# Joey Marcellino comments on Viliam’s Shortform

• Just to (hopefully) make the distinction a bit more clear:

A true copying operation would take |psi1>|0> to |psi1>|psi1>; that’s to say, it would take as input one qubit in an arbitrary quantum state and a second qubit in |0>, and output two qubits in the same arbitrary quantum state that the first qubit was in. For our example, we’ll take |psi1> to be an equal superposition of 0 and 1: |psi1> = |0> + |1> (ignoring normalization).

If CNOT is a copying operation, it should take (|0> + |1>)|0> to (|0> + |1>)(|0> + |1>) = |00> + |01> + |10> + |11>. But as you noticed, what it actually does is create an entangled state (in this case, a Bell state) that looks like |00> + |11>.

So in some sense yes, the forbidden thing is to have a state copied and not entangled, but more importantly in this case CNOT just doesn’t copy the state, so there’s no tension with the no-cloning theorem.

• Thank you!

Some context: I am a “quantum autodidact”, and I am currently reading a book Q is for Quantum, which is a very gentle, beginner-friendly introduction to quantum computing.
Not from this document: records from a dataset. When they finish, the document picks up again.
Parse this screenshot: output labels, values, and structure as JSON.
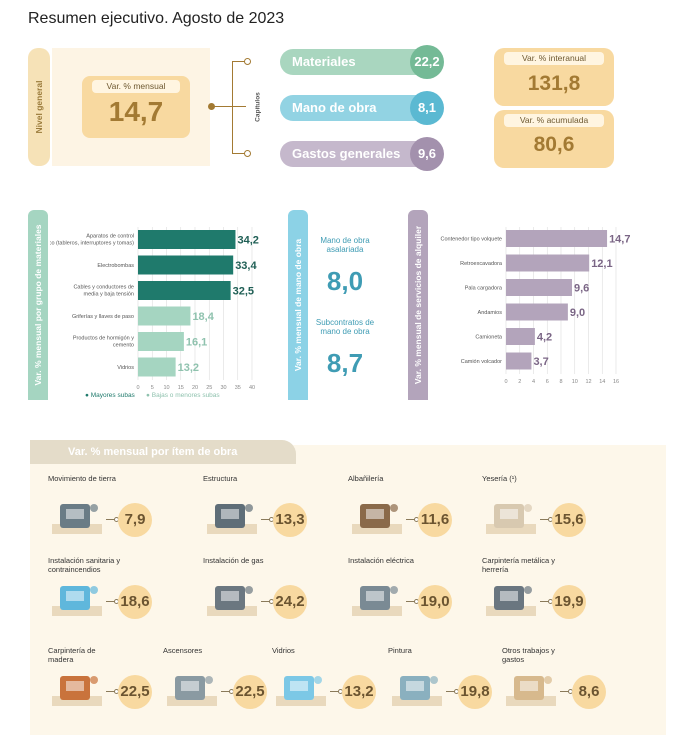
{
  "title": "Resumen ejecutivo. Agosto de 2023",
  "nivel_general": {
    "side_label": "Nivel general",
    "mensual_label": "Var. % mensual",
    "mensual_value": "14,7",
    "capitulos_label": "Capítulos",
    "capitulos": [
      {
        "label": "Materiales",
        "value": "22,2",
        "color": "#a9d6bf",
        "circle_color": "#74ba96"
      },
      {
        "label": "Mano de obra",
        "value": "8,1",
        "color": "#92d3e3",
        "circle_color": "#5bb9d2"
      },
      {
        "label": "Gastos generales",
        "value": "9,6",
        "color": "#c5b8cc",
        "circle_color": "#a391ad"
      }
    ],
    "interanual_label": "Var. % interanual",
    "interanual_value": "131,8",
    "acumulada_label": "Var. % acumulada",
    "acumulada_value": "80,6"
  },
  "colors": {
    "dark_teal": "#1f7a6c",
    "light_teal": "#a5d5c1",
    "sky": "#8cd2e6",
    "sky_text": "#3f9cb4",
    "purple": "#b3a4bb",
    "purple_text": "#7a6585",
    "gold": "#f8d9a0"
  },
  "chart_data": [
    {
      "type": "bar",
      "orientation": "horizontal",
      "side_label": "Var. % mensual por grupo de materiales",
      "categories": [
        "Aparatos de control eléctrico (tableros, interruptores y tomas)",
        "Electrobombas",
        "Cables y conductores de media y baja tensión",
        "Griferías y llaves de paso",
        "Productos de hormigón y cemento",
        "Vidrios"
      ],
      "values": [
        34.2,
        33.4,
        32.5,
        18.4,
        16.1,
        13.2
      ],
      "value_labels": [
        "34,2",
        "33,4",
        "32,5",
        "18,4",
        "16,1",
        "13,2"
      ],
      "groups": [
        "Mayores subas",
        "Mayores subas",
        "Mayores subas",
        "Bajas o menores subas",
        "Bajas o menores subas",
        "Bajas o menores subas"
      ],
      "legend": [
        "Mayores subas",
        "Bajas o menores subas"
      ],
      "xlim": [
        0,
        40
      ],
      "ticks": [
        "0",
        "5",
        "10",
        "15",
        "20",
        "25",
        "30",
        "35",
        "40"
      ],
      "grid": true
    },
    {
      "type": "table",
      "side_label": "Var. % mensual de mano de obra",
      "rows": [
        {
          "label": "Mano de obra asalariada",
          "value": "8,0"
        },
        {
          "label": "Subcontratos de mano de obra",
          "value": "8,7"
        }
      ]
    },
    {
      "type": "bar",
      "orientation": "horizontal",
      "side_label": "Var. % mensual de servicios de alquiler",
      "categories": [
        "Contenedor tipo volquete",
        "Retroexcavadora",
        "Pala cargadora",
        "Andamios",
        "Camioneta",
        "Camión volcador"
      ],
      "values": [
        14.7,
        12.1,
        9.6,
        9.0,
        4.2,
        3.7
      ],
      "value_labels": [
        "14,7",
        "12,1",
        "9,6",
        "9,0",
        "4,2",
        "3,7"
      ],
      "xlim": [
        0,
        16
      ],
      "ticks": [
        "0",
        "2",
        "4",
        "6",
        "8",
        "10",
        "12",
        "14",
        "16"
      ],
      "grid": true
    },
    {
      "type": "table",
      "title": "Var. % mensual por ítem de obra",
      "items": [
        {
          "label": "Movimiento de tierra",
          "value": "7,9",
          "icon": "wheelbarrow-icon"
        },
        {
          "label": "Estructura",
          "value": "13,3",
          "icon": "concrete-form-icon"
        },
        {
          "label": "Albañilería",
          "value": "11,6",
          "icon": "trowel-bricks-icon"
        },
        {
          "label": "Yesería (¹)",
          "value": "15,6",
          "icon": "plaster-panel-icon"
        },
        {
          "label": "Instalación sanitaria y contraincendios",
          "value": "18,6",
          "icon": "pipes-icon"
        },
        {
          "label": "Instalación de gas",
          "value": "24,2",
          "icon": "gas-meter-icon"
        },
        {
          "label": "Instalación eléctrica",
          "value": "19,0",
          "icon": "electric-panel-icon"
        },
        {
          "label": "Carpintería metálica y herrería",
          "value": "19,9",
          "icon": "drill-press-icon"
        },
        {
          "label": "Carpintería de madera",
          "value": "22,5",
          "icon": "saw-wood-icon"
        },
        {
          "label": "Ascensores",
          "value": "22,5",
          "icon": "elevator-icon"
        },
        {
          "label": "Vidrios",
          "value": "13,2",
          "icon": "glass-squeegee-icon"
        },
        {
          "label": "Pintura",
          "value": "19,8",
          "icon": "paint-bucket-icon"
        },
        {
          "label": "Otros trabajos y gastos",
          "value": "8,6",
          "icon": "scaffold-icon"
        }
      ]
    }
  ]
}
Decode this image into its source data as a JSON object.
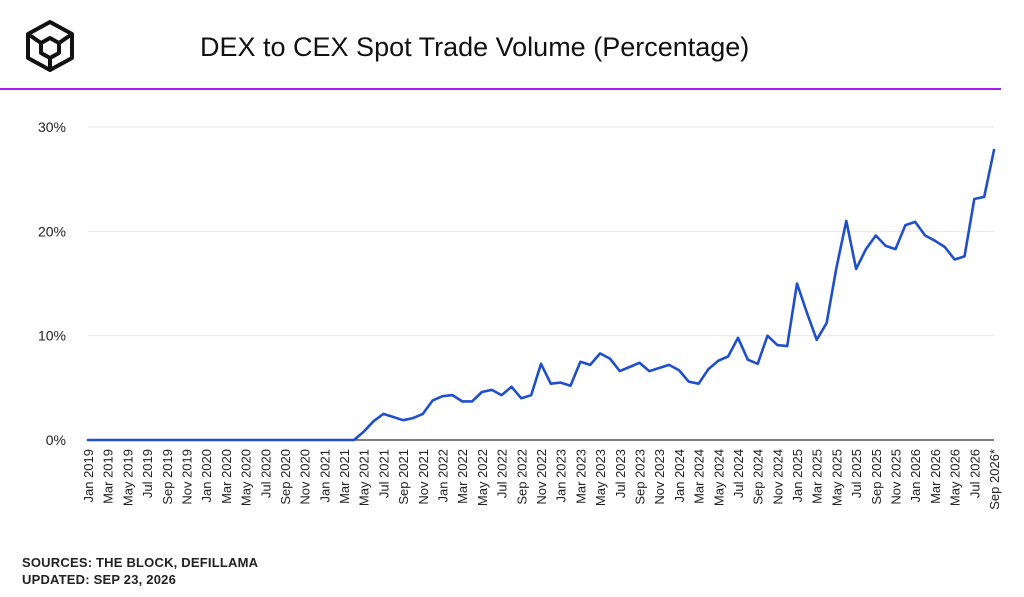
{
  "header": {
    "title": "DEX to CEX Spot Trade Volume (Percentage)",
    "logo_icon": "the-block-cube-icon",
    "accent_color": "#a020f0"
  },
  "footer": {
    "sources": "SOURCES: THE BLOCK, DEFILLAMA",
    "updated": "UPDATED: SEP 23, 2026"
  },
  "chart_data": {
    "type": "line",
    "title": "DEX to CEX Spot Trade Volume (Percentage)",
    "xlabel": "",
    "ylabel": "",
    "ylim": [
      0,
      30
    ],
    "yticks": [
      "0%",
      "10%",
      "20%",
      "30%"
    ],
    "grid": true,
    "line_color": "#1f4fcc",
    "x": [
      "Jan 2019",
      "Feb 2019",
      "Mar 2019",
      "Apr 2019",
      "May 2019",
      "Jun 2019",
      "Jul 2019",
      "Aug 2019",
      "Sep 2019",
      "Oct 2019",
      "Nov 2019",
      "Dec 2019",
      "Jan 2020",
      "Feb 2020",
      "Mar 2020",
      "Apr 2020",
      "May 2020",
      "Jun 2020",
      "Jul 2020",
      "Aug 2020",
      "Sep 2020",
      "Oct 2020",
      "Nov 2020",
      "Dec 2020",
      "Jan 2021",
      "Feb 2021",
      "Mar 2021",
      "Apr 2021",
      "May 2021",
      "Jun 2021",
      "Jul 2021",
      "Aug 2021",
      "Sep 2021",
      "Oct 2021",
      "Nov 2021",
      "Dec 2021",
      "Jan 2022",
      "Feb 2022",
      "Mar 2022",
      "Apr 2022",
      "May 2022",
      "Jun 2022",
      "Jul 2022",
      "Aug 2022",
      "Sep 2022",
      "Oct 2022",
      "Nov 2022",
      "Dec 2022",
      "Jan 2023",
      "Feb 2023",
      "Mar 2023",
      "Apr 2023",
      "May 2023",
      "Jun 2023",
      "Jul 2023",
      "Aug 2023",
      "Sep 2023",
      "Oct 2023",
      "Nov 2023",
      "Dec 2023",
      "Jan 2024",
      "Feb 2024",
      "Mar 2024",
      "Apr 2024",
      "May 2024",
      "Jun 2024",
      "Jul 2024",
      "Aug 2024",
      "Sep 2024",
      "Oct 2024",
      "Nov 2024",
      "Dec 2024",
      "Jan 2025",
      "Feb 2025",
      "Mar 2025",
      "Apr 2025",
      "May 2025",
      "Jun 2025",
      "Jul 2025",
      "Aug 2025",
      "Sep 2025",
      "Oct 2025",
      "Nov 2025",
      "Dec 2025",
      "Jan 2026",
      "Feb 2026",
      "Mar 2026",
      "Apr 2026",
      "May 2026",
      "Jun 2026",
      "Jul 2026",
      "Aug 2026",
      "Sep 2026*"
    ],
    "tick_labels": [
      "Jan 2019",
      "Mar 2019",
      "May 2019",
      "Jul 2019",
      "Sep 2019",
      "Nov 2019",
      "Jan 2020",
      "Mar 2020",
      "May 2020",
      "Jul 2020",
      "Sep 2020",
      "Nov 2020",
      "Jan 2021",
      "Mar 2021",
      "May 2021",
      "Jul 2021",
      "Sep 2021",
      "Nov 2021",
      "Jan 2022",
      "Mar 2022",
      "May 2022",
      "Jul 2022",
      "Sep 2022",
      "Nov 2022",
      "Jan 2023",
      "Mar 2023",
      "May 2023",
      "Jul 2023",
      "Sep 2023",
      "Nov 2023",
      "Jan 2024",
      "Mar 2024",
      "May 2024",
      "Jul 2024",
      "Sep 2024",
      "Nov 2024",
      "Jan 2025",
      "Mar 2025",
      "May 2025",
      "Jul 2025",
      "Sep 2025",
      "Nov 2025",
      "Jan 2026",
      "Mar 2026",
      "May 2026",
      "Jul 2026",
      "Sep 2026*"
    ],
    "values": [
      0,
      0,
      0,
      0,
      0,
      0,
      0,
      0,
      0,
      0,
      0,
      0,
      0,
      0,
      0,
      0,
      0,
      0,
      0,
      0,
      0,
      0,
      0,
      0,
      0,
      0,
      0,
      0,
      0.8,
      1.8,
      2.5,
      2.2,
      1.9,
      2.1,
      2.5,
      3.8,
      4.2,
      4.3,
      3.7,
      3.7,
      4.6,
      4.8,
      4.3,
      5.1,
      4.0,
      4.3,
      7.3,
      5.4,
      5.5,
      5.2,
      7.5,
      7.2,
      8.3,
      7.8,
      6.6,
      7.0,
      7.4,
      6.6,
      6.9,
      7.2,
      6.7,
      5.6,
      5.4,
      6.8,
      7.6,
      8.0,
      9.8,
      7.7,
      7.3,
      10.0,
      9.1,
      9.0,
      15.0,
      12.2,
      9.6,
      11.2,
      16.5,
      21.0,
      16.4,
      18.3,
      19.6,
      18.6,
      18.3,
      20.6,
      20.9,
      19.6,
      19.1,
      18.5,
      17.3,
      17.6,
      23.1,
      23.3,
      27.8
    ]
  }
}
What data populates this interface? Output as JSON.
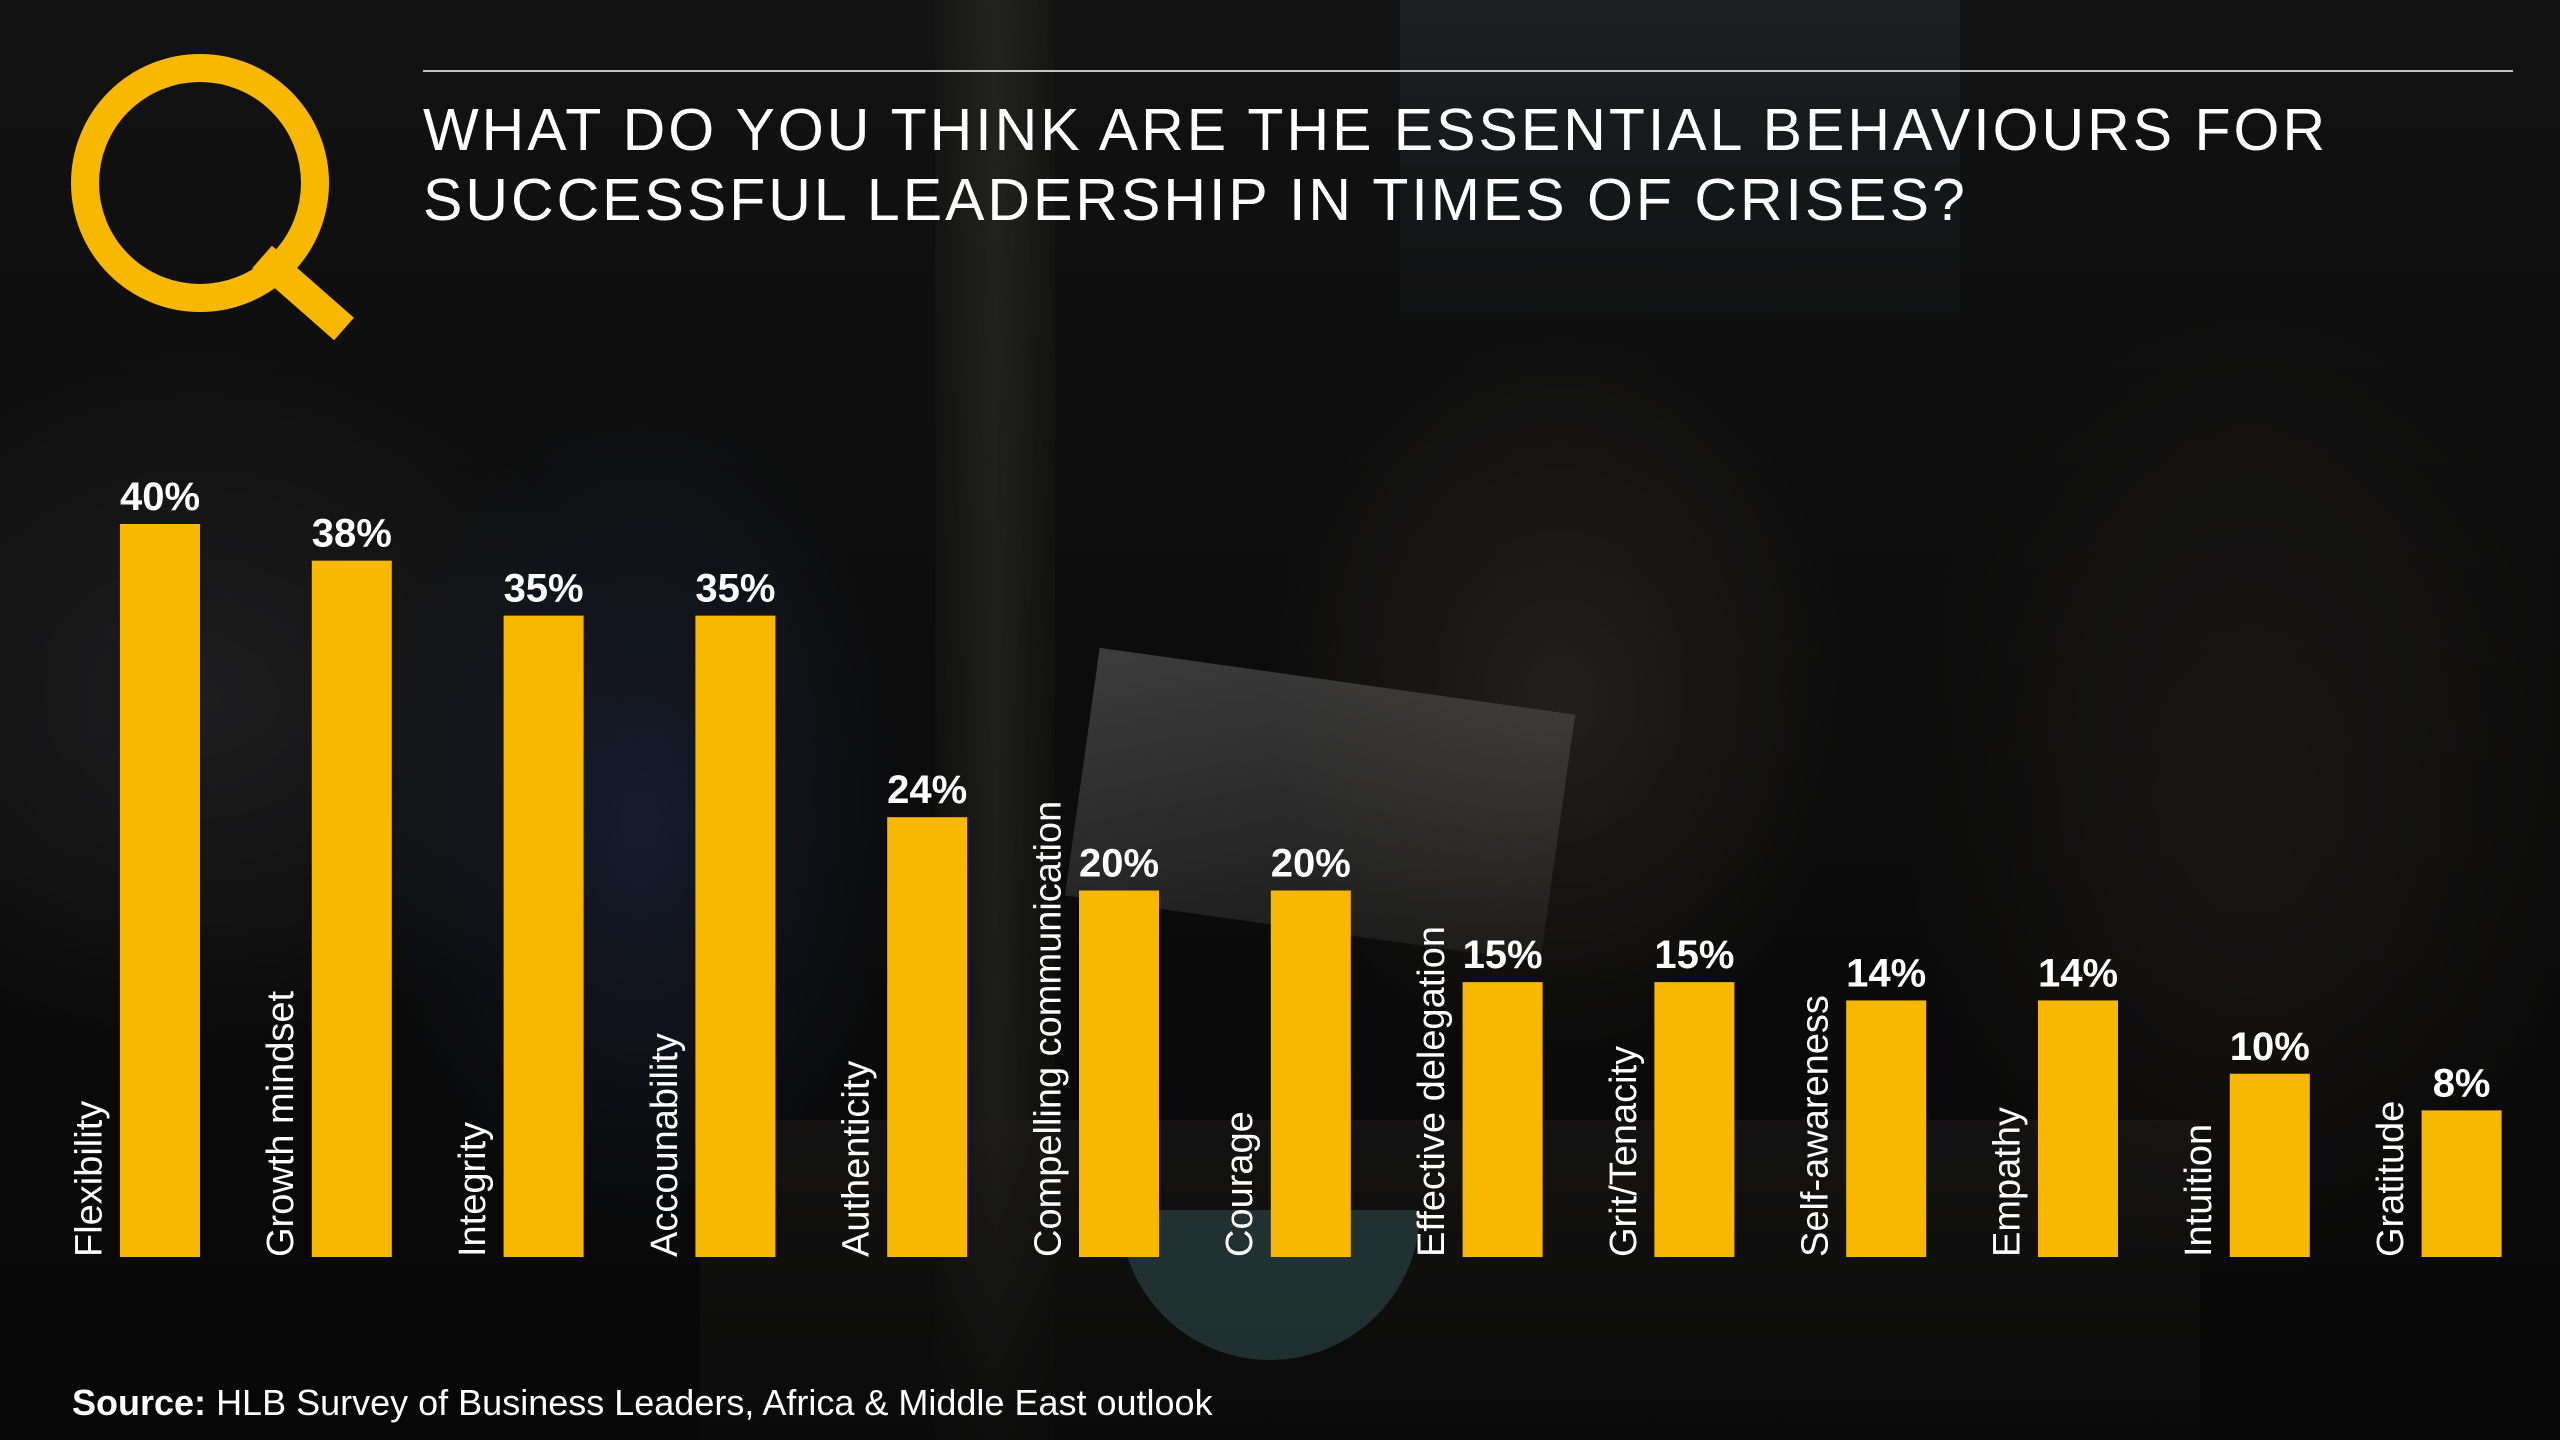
{
  "header": {
    "title_line1": "WHAT DO YOU THINK ARE THE ESSENTIAL BEHAVIOURS FOR",
    "title_line2": "SUCCESSFUL LEADERSHIP IN TIMES OF CRISES?"
  },
  "footer": {
    "source_label": "Source:",
    "source_text": "HLB Survey of Business Leaders, Africa & Middle East outlook"
  },
  "colors": {
    "accent": "#F8B800",
    "text": "#FFFFFF"
  },
  "chart_data": {
    "type": "bar",
    "title": "WHAT DO YOU THINK ARE THE ESSENTIAL BEHAVIOURS FOR SUCCESSFUL LEADERSHIP IN TIMES OF CRISES?",
    "categories": [
      "Flexibility",
      "Growth mindset",
      "Integrity",
      "Accounability",
      "Authenticity",
      "Compelling communication",
      "Courage",
      "Effective delegation",
      "Grit/Tenacity",
      "Self-awareness",
      "Empathy",
      "Intuition",
      "Gratitude"
    ],
    "values": [
      40,
      38,
      35,
      35,
      24,
      20,
      20,
      15,
      15,
      14,
      14,
      10,
      8
    ],
    "value_labels": [
      "40%",
      "38%",
      "35%",
      "35%",
      "24%",
      "20%",
      "20%",
      "15%",
      "15%",
      "14%",
      "14%",
      "10%",
      "8%"
    ],
    "unit": "%",
    "ylim": [
      0,
      40
    ],
    "grid": false,
    "legend": "none",
    "bar_color": "#F8B800"
  }
}
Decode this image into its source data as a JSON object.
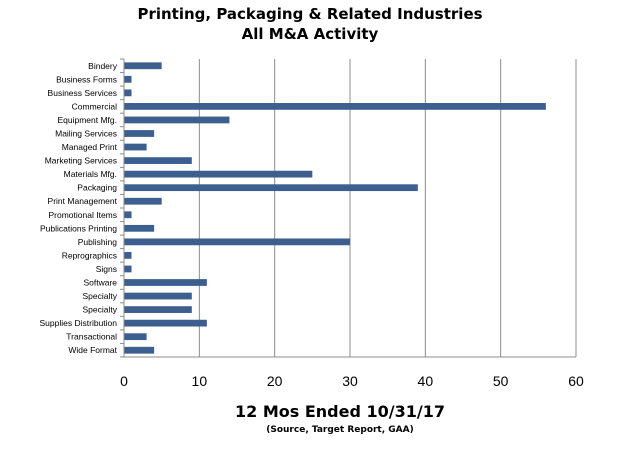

I was thinking how it relates to the things I have read before, and then I noticed that I was confused. I looked at Wikipedia, which said that CNOT does not violate the no-cloning theorem… but I didn’t understand the explanation why.

I think I get it now. |00> + |11> is not a copy (looking at one qubit collapses the other), |00> + |01> + |10> + |11> would be a copy (looking at one qubit would still leave the other as |0> + |1>).